Two regional banks emerged as winners last year as deposit runs shook their industry. Their fortunes have diverged since: New York Community Bancorp Inc. required a frantic rescue last month. First Citizens BancShares Inc. has stretched its rally to more than double in value.

But behind the scenes, even the stock-market winner has to deal with the growing pains that have come to define a group of lenders big enough to warrant greater scrutiny from watchdogs, yet still far smaller than their megabank rivals.

First Citizens, which bought Silicon Valley Bank a year ago, is privately trying to satisfy demands from the Federal Reserve including bolstering its internal governance to better fit its rapid growth, according to people with knowledge of the matter.

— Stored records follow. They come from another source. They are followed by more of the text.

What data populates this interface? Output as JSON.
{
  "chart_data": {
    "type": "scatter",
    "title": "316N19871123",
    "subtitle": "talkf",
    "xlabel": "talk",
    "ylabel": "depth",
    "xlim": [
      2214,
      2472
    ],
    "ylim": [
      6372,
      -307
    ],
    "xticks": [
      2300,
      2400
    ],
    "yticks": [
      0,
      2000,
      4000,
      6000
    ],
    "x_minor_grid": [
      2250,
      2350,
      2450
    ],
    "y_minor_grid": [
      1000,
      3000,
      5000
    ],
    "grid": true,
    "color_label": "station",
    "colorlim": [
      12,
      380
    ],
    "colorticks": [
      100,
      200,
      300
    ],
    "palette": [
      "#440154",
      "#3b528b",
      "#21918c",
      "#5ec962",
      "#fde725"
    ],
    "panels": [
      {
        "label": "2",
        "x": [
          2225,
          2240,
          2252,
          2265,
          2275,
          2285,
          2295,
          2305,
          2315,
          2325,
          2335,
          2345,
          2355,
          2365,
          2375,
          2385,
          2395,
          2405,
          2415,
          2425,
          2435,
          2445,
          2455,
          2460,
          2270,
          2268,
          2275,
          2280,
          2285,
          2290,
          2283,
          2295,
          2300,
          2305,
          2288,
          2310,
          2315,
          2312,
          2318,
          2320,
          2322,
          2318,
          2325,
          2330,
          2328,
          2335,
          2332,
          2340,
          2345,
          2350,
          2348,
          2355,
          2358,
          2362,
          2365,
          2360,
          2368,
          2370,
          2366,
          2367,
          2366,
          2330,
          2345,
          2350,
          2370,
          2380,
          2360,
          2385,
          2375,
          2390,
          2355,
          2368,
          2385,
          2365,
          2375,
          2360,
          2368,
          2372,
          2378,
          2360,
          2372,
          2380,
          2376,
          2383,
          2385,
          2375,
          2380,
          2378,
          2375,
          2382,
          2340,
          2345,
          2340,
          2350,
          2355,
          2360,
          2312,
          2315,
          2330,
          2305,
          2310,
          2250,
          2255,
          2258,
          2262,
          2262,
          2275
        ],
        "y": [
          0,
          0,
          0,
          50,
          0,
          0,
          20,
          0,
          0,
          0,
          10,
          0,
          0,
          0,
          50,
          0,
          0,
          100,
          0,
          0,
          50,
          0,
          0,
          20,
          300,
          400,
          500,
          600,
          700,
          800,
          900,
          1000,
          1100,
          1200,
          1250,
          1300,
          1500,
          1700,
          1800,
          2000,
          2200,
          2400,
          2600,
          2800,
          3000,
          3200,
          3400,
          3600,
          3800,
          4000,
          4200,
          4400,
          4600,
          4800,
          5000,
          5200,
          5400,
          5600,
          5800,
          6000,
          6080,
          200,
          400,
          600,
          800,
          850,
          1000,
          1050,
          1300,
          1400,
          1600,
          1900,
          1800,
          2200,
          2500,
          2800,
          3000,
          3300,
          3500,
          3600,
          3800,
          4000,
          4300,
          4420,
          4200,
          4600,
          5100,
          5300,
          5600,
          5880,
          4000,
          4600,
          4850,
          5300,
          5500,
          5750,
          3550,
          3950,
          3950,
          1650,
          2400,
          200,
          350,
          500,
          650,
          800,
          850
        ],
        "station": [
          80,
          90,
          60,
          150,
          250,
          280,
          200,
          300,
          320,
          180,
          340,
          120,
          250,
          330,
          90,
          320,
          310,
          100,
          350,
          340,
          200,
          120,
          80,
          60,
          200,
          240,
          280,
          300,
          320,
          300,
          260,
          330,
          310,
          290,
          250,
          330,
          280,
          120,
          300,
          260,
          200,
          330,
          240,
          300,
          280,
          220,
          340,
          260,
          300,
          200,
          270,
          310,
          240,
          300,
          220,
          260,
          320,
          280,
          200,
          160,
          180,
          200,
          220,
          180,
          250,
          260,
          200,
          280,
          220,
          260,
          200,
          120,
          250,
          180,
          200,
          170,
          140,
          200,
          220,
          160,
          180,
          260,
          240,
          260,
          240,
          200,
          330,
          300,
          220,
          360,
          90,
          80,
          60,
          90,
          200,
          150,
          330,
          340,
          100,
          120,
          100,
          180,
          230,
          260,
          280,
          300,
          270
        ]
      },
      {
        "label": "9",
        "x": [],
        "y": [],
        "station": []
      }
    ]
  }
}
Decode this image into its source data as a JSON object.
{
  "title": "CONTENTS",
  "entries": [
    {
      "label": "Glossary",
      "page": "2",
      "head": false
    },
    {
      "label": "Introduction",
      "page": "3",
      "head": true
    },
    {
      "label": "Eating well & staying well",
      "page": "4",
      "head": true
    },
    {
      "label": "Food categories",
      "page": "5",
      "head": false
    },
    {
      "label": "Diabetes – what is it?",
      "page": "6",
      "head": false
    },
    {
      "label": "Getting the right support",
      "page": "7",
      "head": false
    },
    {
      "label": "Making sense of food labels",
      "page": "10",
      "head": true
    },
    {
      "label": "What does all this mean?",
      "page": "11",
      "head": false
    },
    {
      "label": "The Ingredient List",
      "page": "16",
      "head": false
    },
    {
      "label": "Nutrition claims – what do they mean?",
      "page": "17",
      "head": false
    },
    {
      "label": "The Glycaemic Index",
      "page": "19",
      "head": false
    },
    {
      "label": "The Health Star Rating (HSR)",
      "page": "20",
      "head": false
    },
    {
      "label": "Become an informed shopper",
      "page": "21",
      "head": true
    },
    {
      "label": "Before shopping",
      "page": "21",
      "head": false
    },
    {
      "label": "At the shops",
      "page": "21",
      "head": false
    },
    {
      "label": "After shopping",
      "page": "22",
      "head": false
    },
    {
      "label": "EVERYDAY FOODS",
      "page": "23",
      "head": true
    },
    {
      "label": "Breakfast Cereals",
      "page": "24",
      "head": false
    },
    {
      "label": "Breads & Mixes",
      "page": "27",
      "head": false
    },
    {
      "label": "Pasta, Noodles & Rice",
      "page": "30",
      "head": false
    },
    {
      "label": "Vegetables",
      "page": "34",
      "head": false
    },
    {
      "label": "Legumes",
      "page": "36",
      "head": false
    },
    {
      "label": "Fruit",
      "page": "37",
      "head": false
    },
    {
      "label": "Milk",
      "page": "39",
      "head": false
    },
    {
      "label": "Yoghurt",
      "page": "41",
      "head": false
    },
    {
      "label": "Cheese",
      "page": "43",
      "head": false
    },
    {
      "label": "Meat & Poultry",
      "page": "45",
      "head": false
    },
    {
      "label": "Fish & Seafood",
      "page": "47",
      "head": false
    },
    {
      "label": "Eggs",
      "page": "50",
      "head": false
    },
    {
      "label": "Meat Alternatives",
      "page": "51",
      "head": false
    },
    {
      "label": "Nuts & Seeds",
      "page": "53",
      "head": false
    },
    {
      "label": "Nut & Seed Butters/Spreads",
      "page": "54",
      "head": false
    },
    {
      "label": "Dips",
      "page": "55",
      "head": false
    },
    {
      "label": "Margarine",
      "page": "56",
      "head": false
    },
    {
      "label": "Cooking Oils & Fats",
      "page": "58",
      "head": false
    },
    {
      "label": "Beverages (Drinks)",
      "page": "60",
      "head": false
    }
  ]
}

The concerns at First Citizens have been less severe than the pressure that bore down on NYCB this year — ultimately forcing that firm to raise more than $1 billion in capital — and are more in line with an industrywide crackdown following last year’s failures. The situation underscores the difficulty regional banks face as they grow, especially through acquisitions.

How thousands of regional banks and their various watchdogs navigate the situation will have broad implications for the future of American finance. Small banks need to merge and bulk up so that they can compete with the industry’s too-big-to-fail giants. But to do that, executives face myriad challenges: capital rules that become more stringent as balance sheets grow, divergent approaches by regulators and an unforgiving market for lenders that make missteps along the way.